El cuarto domingo está centrado tradicionalmente en una de las imágenes más entrañables del Evangelio, de profundas raíces bíblicas e incluso universales: Jesús es el Buen Pastor, el Buen el Pastor enviado por el Padre. En la segunda lectura del Apocalipsis se ve enriquecida todavía más la imagen presentándonos a Cristo como el Cordero inmolado en la cruz, como un cordero que se entrega voluntariamente por todos. Jesús es el Pastor y el Cordero sacrificado, que ha resucitado. Él es el que mejor nos puede guiar, el que va delante de todos dando su vida por sus ovejas: «El Cordero será su Pastor y los conducirá hacia fuentes de aguas vivas». La imagen del Pastor no nos debería dar miedo, porque «somos su pueblo y ovejas de su rebaño». Lo más hermoso es que formamos parte de su pueblo y sabemos que no hay vida cristiana, ni seguimiento de Jesucristo sin saberse parte de un pueblo. Pero, no basta con esto, sino que es necesario que tengamos una especial relación con el Señor y sepamos escuchar personalmente su voz, su palabra de vida, su llamada a reconocerle vivo y actuante en nuestra vida de cada día.
Cristo Buen Pastor se presenta a sí mismo como el que nos conoce por nuestro nombre ya que somos ovejas del «rebaño adquirido por la Sangre de Cristo» y nos da vida, nos guía, nos defiende, nos purifica en su sangre y nos conduce a fuentes de agua viva. A veces aparece Cristo como Maestro y Guía, como Salvador y Señor. Hoy le miramos como a nuestro Pastor, que nos acompaña en nuestro camino y se nos da él mismo como alimento y bebida, sobre todo en la Eucaristía. Su Palabra es la que vale la pena de escuchar. A nosotros nos toca escuchar su voz, tener fe en él, dejar que él dé sentido a nuestra vida. Seguimos siendo débiles, el «débil rebaño», y todavía estamos en «la gran tribulación». Pero su presencia, su Palabra y su alimento eucarístico nos dan fuerza para todo.
Recordamos hoy, especialmente, que por voluntad de san Pablo VI este domingo ha sido señalado como un día propio para la plegaria en favor de las vocaciones al ministerio y a la vida consagrada.
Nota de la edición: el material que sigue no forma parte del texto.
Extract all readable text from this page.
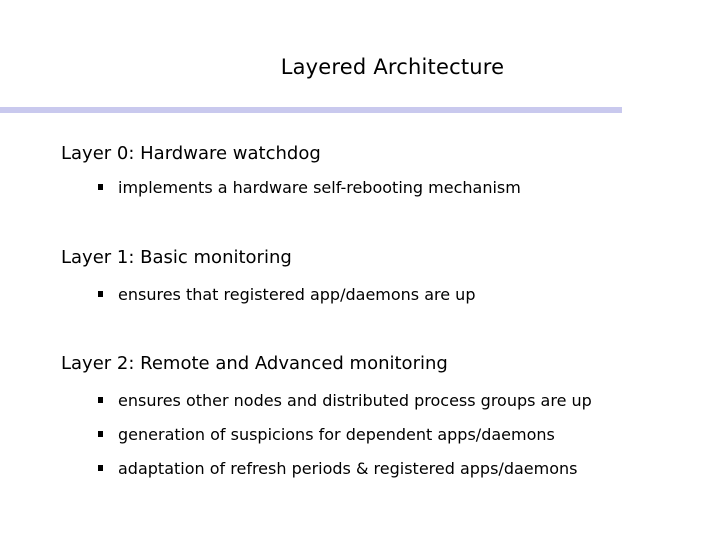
Layered Architecture
Layer 0: Hardware watchdog
implements a hardware self-rebooting mechanism
Layer 1: Basic monitoring
ensures that registered app/daemons are up
Layer 2: Remote and Advanced monitoring
ensures other nodes and distributed process groups are up
generation of suspicions for dependent apps/daemons
adaptation of refresh periods & registered apps/daemons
Es un elemento que no conviene marginar. La comunidad cristiana está llamada a hacer posible el encuentro del joven con Jesús, haciéndose mediadora de la llamada y educadora de la respuesta que él espera. Todos tenemos la misión de hacer descubrir a los jóvenes su llamada personal a ser Iglesia y a hacer Iglesia y se ofrece, por tanto, como el contexto natural en el que los jóvenes pueden completar su iter educativo.
Sostenido por la certeza de que el Padre Celestial continúa llamando a muchos jóvenes a seguir más de cerca las huellas de Cristo, su Hijo, en el sagrado ministerio, en la profesión de los consejos evangélicos, en la vida misionera, confió a todos los responsables y agentes de la pastoral juvenil el fascinante y, al mismo tiempo, exigente deber de la animación vocacional. Es necesario obrar de modo que «se difunda y arraigue la convicción de que todos los miembros de la Iglesia, sin excluir ninguno, tienen la gracia y la responsabilidad de cuidar las vocaciones».